Maher notes that 93% of the members of the National Academy of Sciences are either atheistic or agnostic (I don't know why Bill persists in that dichotomy; as Richard Feynman demonstrated beyond all doubt in a brilliant essay, there's no real difference. An agnostic is an atheist who's having trouble coming to terms with the finality). That makes sense. Just as it takes a leap of faith to believe, it takes a leap of imagination not to believe. Bertrand Russell in his 1927 essay, "Why I Am Not A Christian," (Google and enjoy - breathtaking) laid out the basic atheist arguments, the answers to the "proof" of a god. For example: as to the "First Cause" argument, that if there is a world, then something or someone made it, since everything has a cause. Thus, argues Bertrand, something had to have made God. If the answer is that God always "just was," then Russell answers that the same argument can be made for the world: it always "just was" too, and it's no more unlikely than the Creationist story.

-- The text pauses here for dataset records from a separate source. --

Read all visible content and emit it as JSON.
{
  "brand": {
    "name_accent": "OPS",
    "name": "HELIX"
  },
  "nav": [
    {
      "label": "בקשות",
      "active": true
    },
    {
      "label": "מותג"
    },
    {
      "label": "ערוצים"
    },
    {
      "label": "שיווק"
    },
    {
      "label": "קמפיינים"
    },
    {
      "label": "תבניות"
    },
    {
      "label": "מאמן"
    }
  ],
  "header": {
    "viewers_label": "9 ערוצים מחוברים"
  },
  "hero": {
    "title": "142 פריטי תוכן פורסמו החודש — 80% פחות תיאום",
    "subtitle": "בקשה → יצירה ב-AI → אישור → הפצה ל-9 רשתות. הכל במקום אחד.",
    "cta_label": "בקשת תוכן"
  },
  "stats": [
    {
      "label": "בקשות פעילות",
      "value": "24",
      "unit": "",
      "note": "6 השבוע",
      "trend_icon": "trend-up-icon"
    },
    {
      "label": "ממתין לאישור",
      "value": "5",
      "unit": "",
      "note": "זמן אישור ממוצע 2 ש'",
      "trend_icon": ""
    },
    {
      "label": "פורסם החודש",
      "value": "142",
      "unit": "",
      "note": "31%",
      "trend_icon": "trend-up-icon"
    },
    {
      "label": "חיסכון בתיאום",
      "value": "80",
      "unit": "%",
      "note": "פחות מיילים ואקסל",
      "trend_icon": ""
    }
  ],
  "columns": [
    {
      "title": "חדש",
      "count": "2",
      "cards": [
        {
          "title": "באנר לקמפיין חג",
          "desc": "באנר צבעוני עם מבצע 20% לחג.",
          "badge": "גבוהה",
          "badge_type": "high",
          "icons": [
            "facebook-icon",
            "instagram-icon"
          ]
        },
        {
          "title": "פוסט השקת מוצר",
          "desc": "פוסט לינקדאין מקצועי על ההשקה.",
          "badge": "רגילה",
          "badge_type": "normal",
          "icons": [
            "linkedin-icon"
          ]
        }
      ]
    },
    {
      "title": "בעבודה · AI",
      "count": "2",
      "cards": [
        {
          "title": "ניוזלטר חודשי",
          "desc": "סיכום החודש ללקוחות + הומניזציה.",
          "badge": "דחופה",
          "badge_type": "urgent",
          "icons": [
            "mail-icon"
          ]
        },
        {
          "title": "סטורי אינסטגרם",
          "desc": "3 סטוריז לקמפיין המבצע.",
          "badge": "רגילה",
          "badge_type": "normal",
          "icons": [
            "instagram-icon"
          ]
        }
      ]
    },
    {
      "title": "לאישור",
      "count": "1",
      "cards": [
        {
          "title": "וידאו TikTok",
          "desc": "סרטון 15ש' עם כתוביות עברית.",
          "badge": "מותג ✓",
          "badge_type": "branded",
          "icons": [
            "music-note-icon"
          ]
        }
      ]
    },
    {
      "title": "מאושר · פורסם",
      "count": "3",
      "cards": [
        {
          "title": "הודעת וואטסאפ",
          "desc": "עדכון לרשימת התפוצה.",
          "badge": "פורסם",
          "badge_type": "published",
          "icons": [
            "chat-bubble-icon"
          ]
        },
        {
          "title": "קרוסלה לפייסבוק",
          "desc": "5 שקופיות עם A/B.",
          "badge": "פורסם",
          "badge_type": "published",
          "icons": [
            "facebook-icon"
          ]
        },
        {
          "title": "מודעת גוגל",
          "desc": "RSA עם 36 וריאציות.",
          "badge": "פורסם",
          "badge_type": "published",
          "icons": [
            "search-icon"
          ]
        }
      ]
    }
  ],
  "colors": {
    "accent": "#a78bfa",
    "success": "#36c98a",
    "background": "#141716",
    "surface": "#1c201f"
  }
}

There's no comeback to that. God is the result of human psychological projection: since when we see something like a chair or house, we know that someone made it, our tendency toward the concrete (something like the use of "manipulables" in Montessori schooling) sets the limit of our ability to think about things. We assume that a world in which humans live was made by a human-like intelligence. What a coincidence! Or - could it be we're looking through the wrong end of the telescope?
A certain kind of mind (I won't say "more intelligent") grasps what Russell is driving at. And some people have minds, or personalities, which manage to live without hope, and are content with the basic absurdity of human existence. It's the only thing we can really know, the essential meaninglessness of life, and we want to live according to what we really know because it feels better. And we feel safer in a world of rationality than we do in one where religious irrationality rules mankind. None of that is going to help convert anyone from one way of thinking to another, but a movie as grim and hopeless as Maher's (whether he realizes it's that way or not) needs to end with some hortatory uplift, so he gave it a shot. Not in this world, Bill, but it's nice to have a spokesman.